The Descending Dusk
Marjorie Flowers had never married. Nor had there ever been a significant other in her life. Nor did she have any children. Insular and abrasive; unloved, even by her parents, Marjorie had lived all eighty-seven years of her miserable existence in the same house where she had been born. And miserable is the word that best described Marjorie, who had always been as shrivelled and bitter as a preserved lemon.
A long retired librarian, no other profession better suited her, Marjorie had chosen instead to fill her life (such as it was), and every room of her dormer windowed and thatch roofed cottage with carnivorous plants. They sat in pots on sunlit window ledges. They hung in baskets, at varying heights, from the ceiling's exposed beams. They stood on shelves and occasional tables, as a singular prized specimen, or grouped together according to genus. What it was about them, precisely, that had attracted Marjorie to her obsession she could not define, other than her admiration for their self-contained independence.
It pleased Marjorie to think she could die at any moment and the plants would carry on regardless.
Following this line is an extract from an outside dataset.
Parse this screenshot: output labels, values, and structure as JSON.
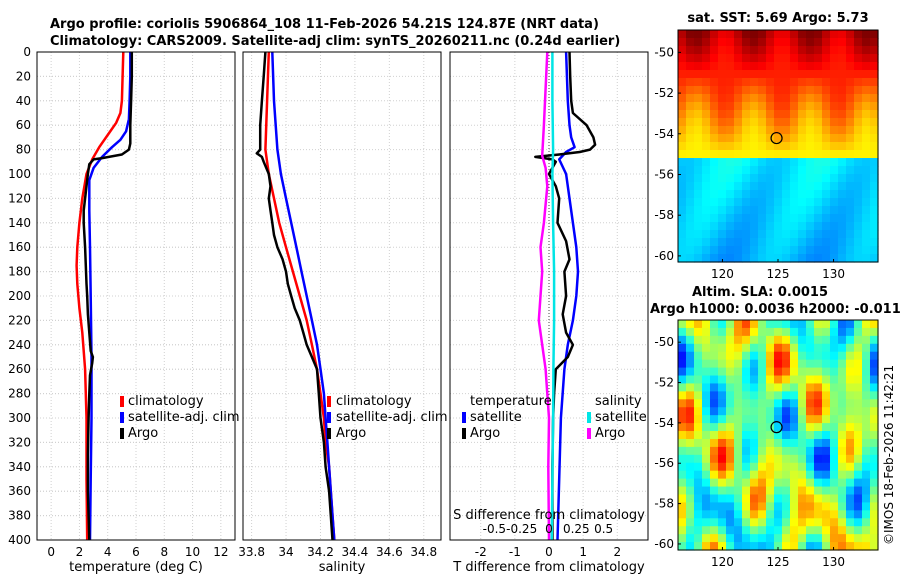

An unsuspecting fly, or a sporadic moth, was sufficient to sustain them. The pride of her collection was a Chilean Nightwing. Native to the high desert plateaus of the Andes, the Nightwing was believed to be extinct in the wild. Its three broad and flat glaucous leaves, each tipped with a needle sharp spine, remained tight closed through the day, only opening as the sun was setting to reveal a large flower with three petals of a deep dull crimson, with the texture of velvet,
As the night sky darkened, the flower would detach itself, and with its petals spinning like the blades of a helicopter, would rise into the air and fly out through the dormer window Marjorie always opened as the growing gloom of dusk descended. Unique in its method of harvesting the required nutrition necessary for its survival, the Nightwing would seek out some large mammal and, attaching itself to the neck, would absorb the animal's blood through the pores of the skin while simultaneously exuding a toxic anticoagulant, with fatal consequences.
Climbing the cottage stairs one early evening, the toe of Marjorie's slipper caught on the frayed carpet, causing her to lose her balance, and falling backwards, tumble awkwardly, breaking her hip. Immobilised by excruciating pain, she lay at the foot of the stairs, all too conscious of the approaching hour, when the Nightwing's vampiric flower would emerge, and the fact that the dormer window was still firmly closed.